// ARS TECHNICA — HARDWARE & GADGET
Users cry foul after AMD stripped memory crypto from its consumer CPUs
AMD’s stripping of TSME from consumer CPUs appears to be a deliberate, covert move.
A decade ago, AMD added a protection to its high-end CPUs to protect them against cold boot attacks and other types of physical exploits that siphon sensitive data out of the connected memory chips. Short for Transparent Secure Memory Encryption, TSME encrypts the entire contents stored in memory, making the data useless to physical attackers.
Over time, AMD added TSME to lower-end processors, including the consumer version of its Ryzen chips, a CPU that costs less than the Pro version. Over the years, users of these lower-end chips have gotten used to the added security. Recently and without warning or notice, this lower-end line of AMD chips suddenly dropped the protection, and did so in a way that was impossible to detect on Windows machines and required a fair amount of technical work when using Linux.
AMD has yet to say why TSME worked on these CPUs, or even to confirm the change. AMD declined to answer questions sent by email other than to say TSME “is a security feature only applied to PRO CPUs as part of AMD PRO Technologies.” The statement is the first known time the chipmaker has explicitly made this restriction public.
In April, Ben Kilpatrick, who describes himself as a “privacy-conscious Linux hobbyist,” was installing a new OS on his machine running a Ryzen 7 9700X from the Zen 5 architecture. To check that all security protections were enabled, he had his machine run Host Security ID (HSI), an auditing feature that evaluates the firmware and hardware security configurations.
To his surprise, HSI showed TSME was no longer possible, as indicated by the “encrypted RAM: not supported” line near the bottom of the screenshot below. A few lines lower, the HSI indicates that previously, TSME had shown as “encrypted.” This made no sense to Kilpatrick because he had enabled TSME in his BIOS settings all along.
This sent Kilpatrick into a monthslong investigation to figure out what had happened. After sending an inquiry to both the support and engineering teams at MSI, the manufacturer of his motherboard, he finally convinced company engineers to run tests.
They found that consumer versions of Ryzen running on MSI and Gigabyte motherboards had TSME enabled when an older firmware version, available exclusively through the AMD Generic Encapsulated Software Architecture (AGESA), described here, was used during the boot process. When the firmware in a newer AGESA, specifically version 1.2.7.0, ran instead, TSME showed as “not supported.” Pro versions of the Ryzen CPU supported TSME across both motherboards and AGESA versions.

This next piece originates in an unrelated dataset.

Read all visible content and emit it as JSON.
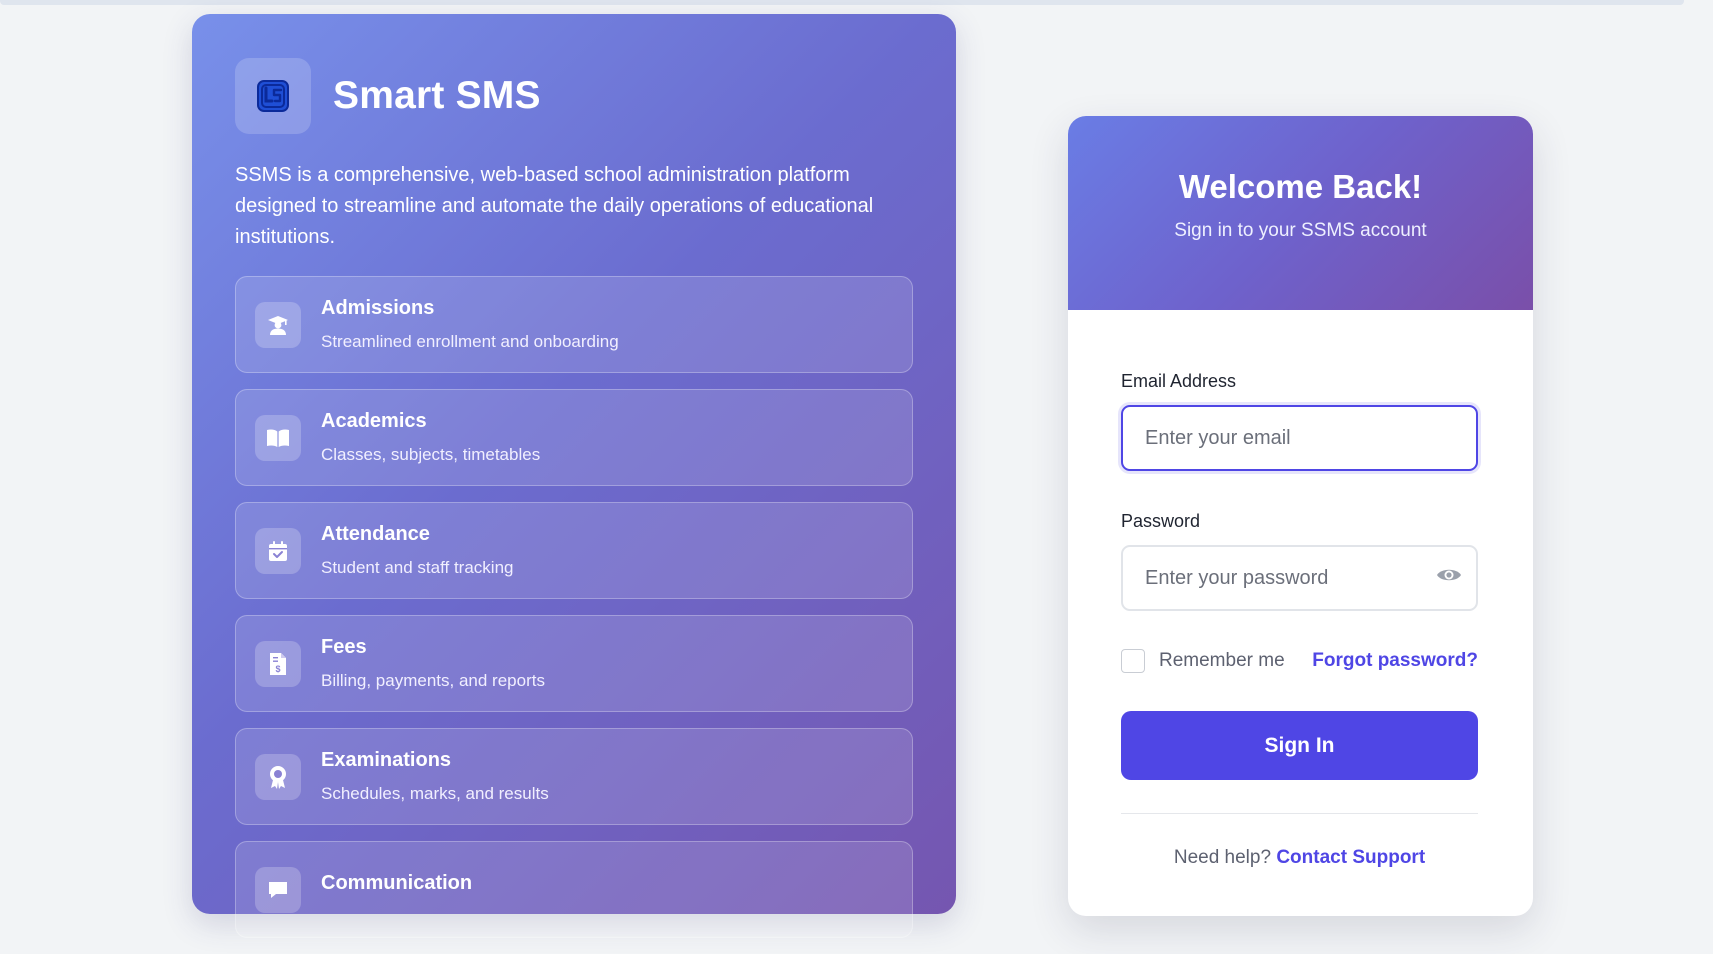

“The big outstanding question is whether this is a deliberate policy decision by AMD to restrict TSME to PRO chips, or an unintentional regression that was introduced in AGESA 1.2.7.0,” Kilpatrick told Ars. He continued:
The reason that distinction matters is that if it is deliberate policy, AMD made a conscious decision to remove a working feature from consumer hardware and restrict it to enterprise customers. If it is an accidental regression, it is a firmware bug that AMD should fix. Either way the silicon is capable, either way the change happened in AGESA, and either way AMD has declined to explain it. But the two scenarios imply very different things about exactly what happened.